HIV is very treatable if you get a timely diagnosis. But late diagnosis can be very dangerous. The virus affects the immune system, making patients more susceptible to viruses and bacteria. In the early stages, it leads to more colds and flu-like symptoms. Eventually, patients can get tuberculosis or cancer.

According to Pointer, figures from Stichting HIV Monitoring showed that 57 percent of people diagnosed with HIV between 2017 and 2021 were diagnosed late. That concerns a total of 1,314 people.
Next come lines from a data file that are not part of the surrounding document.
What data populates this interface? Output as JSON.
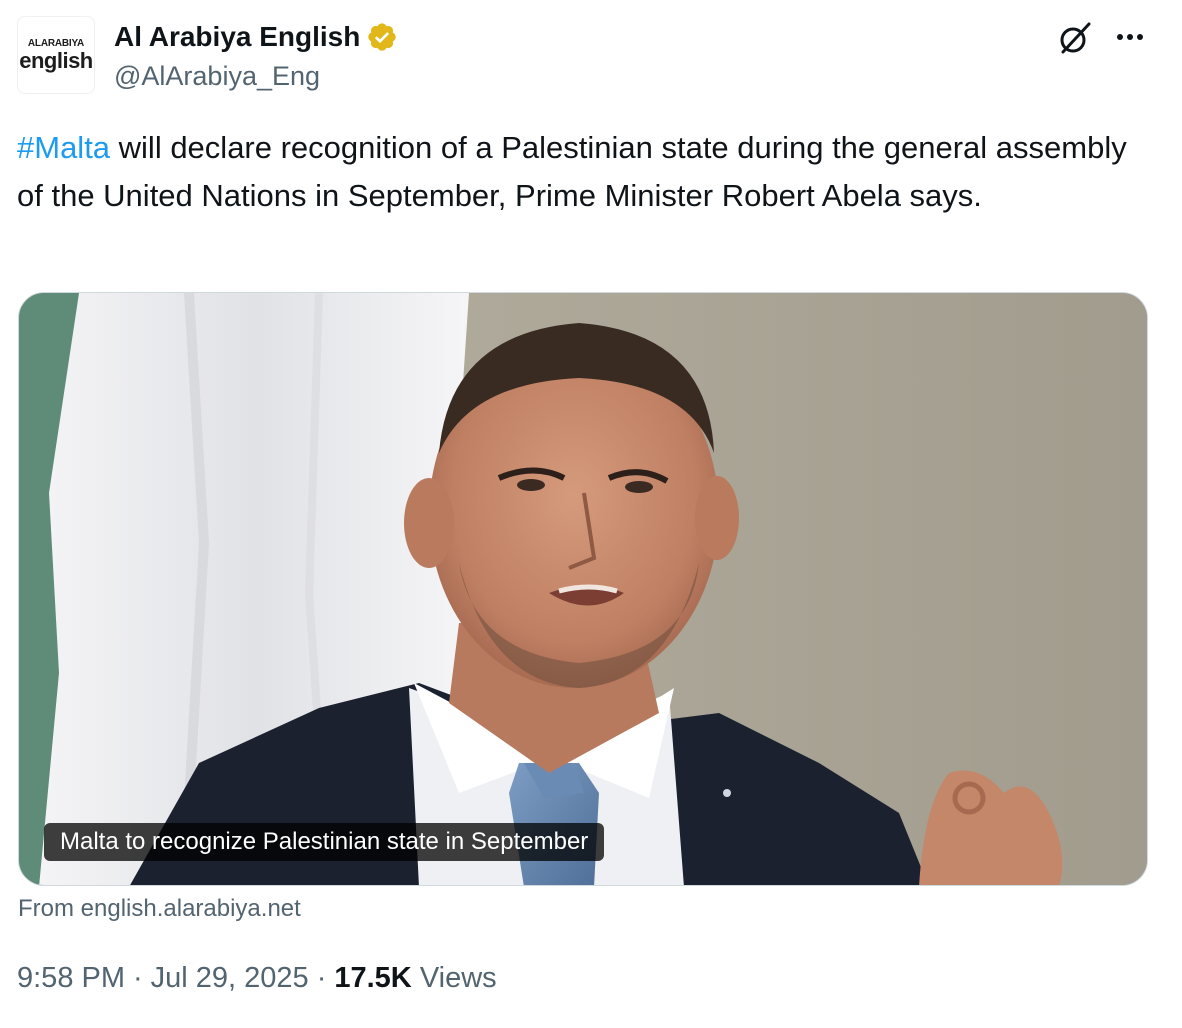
{
  "account": {
    "avatar_line1": "ALARABIYA",
    "avatar_line2": "english",
    "display_name": "Al Arabiya English",
    "handle": "@AlArabiya_Eng",
    "verified_badge_color": "#e2b719"
  },
  "tweet": {
    "hashtag": "#Malta",
    "text": " will declare recognition of a Palestinian state during the general assembly of the United Nations in September, Prime Minister Robert Abela says."
  },
  "media": {
    "caption": "Malta to recognize Palestinian state in September",
    "source": "From english.alarabiya.net"
  },
  "meta": {
    "time": "9:58 PM",
    "separator": "·",
    "date": "Jul 29, 2025",
    "views_count": "17.5K",
    "views_label": "Views"
  },
  "icons": {
    "grok": "grok-icon",
    "more": "more-dots-icon",
    "verified": "verified-badge-icon"
  },
  "colors": {
    "link": "#1d9bf0",
    "secondary_text": "#536471",
    "primary_text": "#0f1419"
  }
}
Kees Brinkman, an internist at OLVG Amsterdam, regularly treats patients with an advanced HIV infection. “I see people in my office with severe pneumonia, brain abscesses, and various cancers. A large proportion of these patients have already reached the AIDS stage,” he said to the program. According to Brinkman, the majority of his patients had previously been to a doctor with symptoms but weren’t tested for HIV.

“These are all victims that could have been prevented if they had started treatment in time,’ internist-infectiologist Casper Rokx of Erasmus MC in Rotterdam told Pointer.

According to research physician Saskia Bogers of the Amsterdam University Medical Center, the problem is the stigma that still surrounds HIV. Healthcare providers struggle to talk about it. Doctors don’t recognize the symptoms because HIV is relatively uncommon. And there is still a limited idea of who can get the virus. “Many healthcare professionals only think of homosexual men with many sexual contacts. If someone does not fit that picture, HIV will not be considered.”

Brinkman wants the HIV test to become a standard procedure, with a checklist indicating common symptoms of the virus. “If doctors consulted that list more often, we could detect HIV infections much more quickly. Only then can we put an end to late diagnoses in the Netherlands.”